Elles sont très conservatrices. La société indienne considère qu'il est strictement interdit d'avoir des relations sexuelles avant le mariage, mais cet interdit vaut plus pour les femmes que pour les hommes. Ces derniers peuvent avoir des expériences sexuelles avant de se marier avec ce qu'on appelle pudiquement des "tantes" dans le voisinage, des femmes mariées, mais qui sont pas épanouies sur le plan sexuel. La classe moyenne juge important que les premières relations sexuelles ne se fassent que la bague au doigt.

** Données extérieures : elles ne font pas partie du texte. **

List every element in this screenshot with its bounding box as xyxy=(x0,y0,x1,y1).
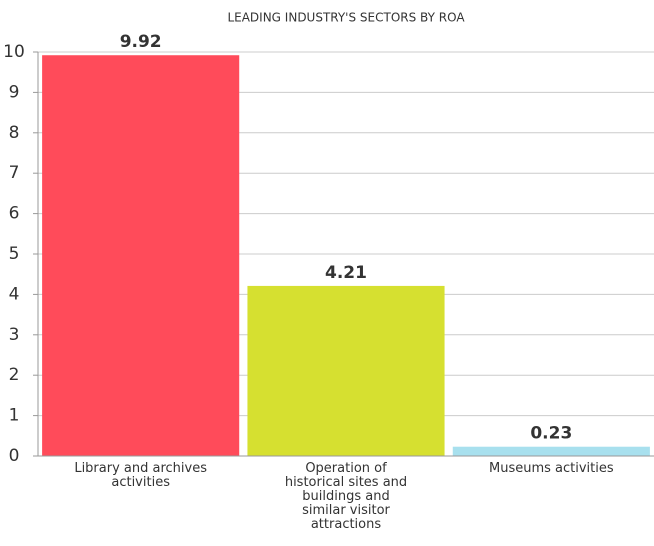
y-tick-label: 0 xyxy=(9,446,20,466)
y-tick-label: 5 xyxy=(9,244,20,264)
y-tick-label: 6 xyxy=(9,204,20,224)
y-tick-label: 2 xyxy=(9,365,20,385)
x-tick-label: Library and archives activities xyxy=(74,461,207,490)
y-tick-label: 8 xyxy=(9,123,20,143)
y-tick-label: 10 xyxy=(3,42,25,62)
data-label: 4.21 xyxy=(325,263,367,283)
x-tick-label: Museums activities xyxy=(489,461,614,476)
y-tick-label: 4 xyxy=(9,284,20,304)
chart-title: LEADING INDUSTRY'S SECTORS BY ROA xyxy=(227,11,465,25)
data-label: 9.92 xyxy=(120,32,162,52)
data-label: 0.23 xyxy=(530,424,572,444)
bar xyxy=(42,55,240,457)
y-tick-label: 3 xyxy=(9,325,20,345)
bar xyxy=(247,285,445,456)
y-tick-label: 1 xyxy=(9,406,20,426)
y-tick-label: 9 xyxy=(9,82,20,102)
y-tick-label: 7 xyxy=(9,163,20,183)
bar xyxy=(452,446,650,456)
x-tick-label: Operation of historical sites and building… xyxy=(285,461,407,532)
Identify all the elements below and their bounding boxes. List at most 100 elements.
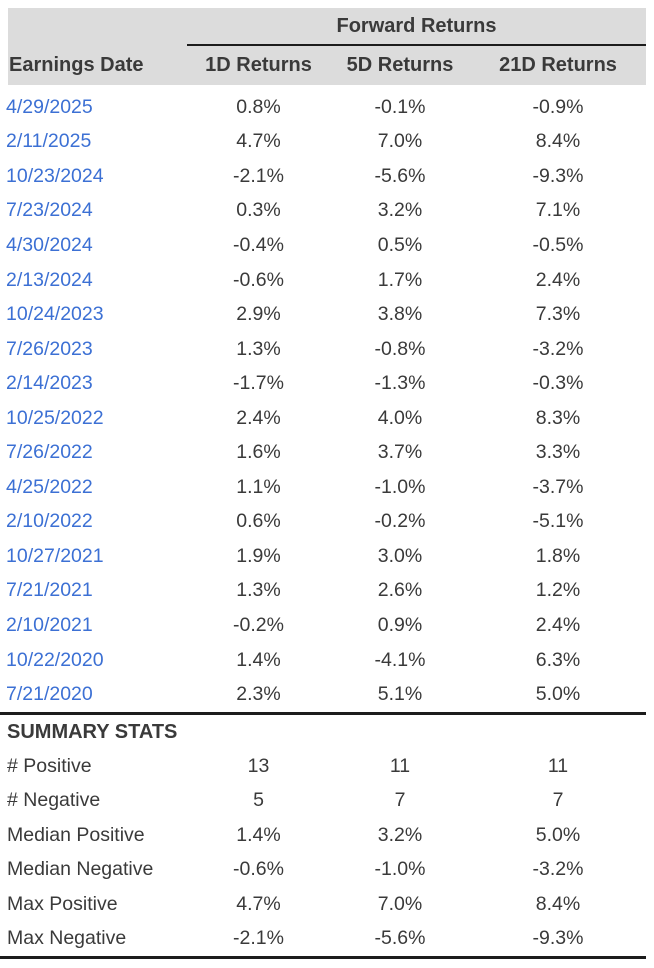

Cela dit, on estime à 25 % le nombre d'hommes qui n'attendent pas le mariage, et à 10 % chez les femmes. Ces représentations morales ne dépendent pas de la caste à laquelle on appartient, on les trouve dans toutes les couches sociales. Mais l'Inde est un immense pays, et certaines régions sont plus libérales que d'autres. On constate aussi que la classe supérieure urbaine est moins regardante, permettant aux jeunes femes et aux jeunes gens de se "rencontrer" avant le mariage. Et qui dit "rencontre", dit bien sûr sexualité.Comment le thème de la sexualité est-il traité au cinéma, par exemple dans les fameux films Bollywood ?

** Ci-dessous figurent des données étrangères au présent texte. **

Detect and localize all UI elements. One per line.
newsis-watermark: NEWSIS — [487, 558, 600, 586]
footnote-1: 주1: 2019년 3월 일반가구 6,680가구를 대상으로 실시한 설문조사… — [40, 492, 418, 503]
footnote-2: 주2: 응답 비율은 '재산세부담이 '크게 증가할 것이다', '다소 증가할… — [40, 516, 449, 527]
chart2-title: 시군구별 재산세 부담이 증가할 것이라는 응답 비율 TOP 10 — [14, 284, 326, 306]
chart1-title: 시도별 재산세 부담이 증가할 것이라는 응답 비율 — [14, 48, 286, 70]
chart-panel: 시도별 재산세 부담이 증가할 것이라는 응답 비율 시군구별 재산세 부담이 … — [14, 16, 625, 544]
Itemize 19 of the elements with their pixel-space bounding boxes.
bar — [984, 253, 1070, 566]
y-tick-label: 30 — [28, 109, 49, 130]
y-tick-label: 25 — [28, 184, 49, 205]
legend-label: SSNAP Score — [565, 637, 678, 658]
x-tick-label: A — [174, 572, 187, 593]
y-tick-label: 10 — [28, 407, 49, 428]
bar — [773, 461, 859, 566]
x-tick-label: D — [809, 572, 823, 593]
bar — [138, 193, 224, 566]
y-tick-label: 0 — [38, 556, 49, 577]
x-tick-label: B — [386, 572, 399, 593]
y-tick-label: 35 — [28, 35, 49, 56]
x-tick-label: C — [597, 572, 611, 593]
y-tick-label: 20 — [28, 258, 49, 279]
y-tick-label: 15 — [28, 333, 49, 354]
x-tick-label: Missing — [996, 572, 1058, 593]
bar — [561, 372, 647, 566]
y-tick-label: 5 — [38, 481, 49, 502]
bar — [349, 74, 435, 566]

La sexualité s'y affiche de plus en plus librement. Il y a peu, même un baiser était encore tabou. Parce qu'il s'agit d'un geste intime, qu'on ne montre donc pas en public. Dans la rue, même les couples mariés ne s'embrassent pas. Mais c'est maintenant admis dans les films. Pourtant, on remarque que les acteurs sont mal à l'aise au moment d'exécuter ces gestes, ils n'y sont pas encore accoutumés. Les films les plus récents abordent aussi des sujets tabous, comme l'adultère. Donc la tendance est à l'ouverture. Toutefois, la sexualité n'est pas montrée directement, même si les films sont à forte teneur sexuelle : cela saute aux yeux dans les dialogues allusifs, ou dans les scènes dansées, qui sont de la pure sexualité. Là, personne ne se cache derrière son petit doigt, c'est admis.
Quelles ont les différences entre les sociétés occidentale et indienne en matière de sexualité ?
Je crois que l'une comme l'autre, elles tuent l'érotisme, même si la manière de le faire n'est pas la même. La société occidentale est permissive, ce qui fait que la chose manque de sel. Et l'érotisme a besoin de vibrations, de mystère, de romantisme. En Occident, le feu de la sexualité dénature l'érotisme. En Inde, je dirais que la société est figée dans une morale de glace, là, c'est la froideur de la morale conservatrice qui inhibe l'érotisme. Entre le feu de l'Occident et la glace indienne, l'érotisme n'a pas de place.
La série américaine Baywatch, diffusée en 1996 en Inde, a été l'émission la plus populaire de l'année. Quelles sont les influences occidentales actuellement à l'œuvre en Inde ?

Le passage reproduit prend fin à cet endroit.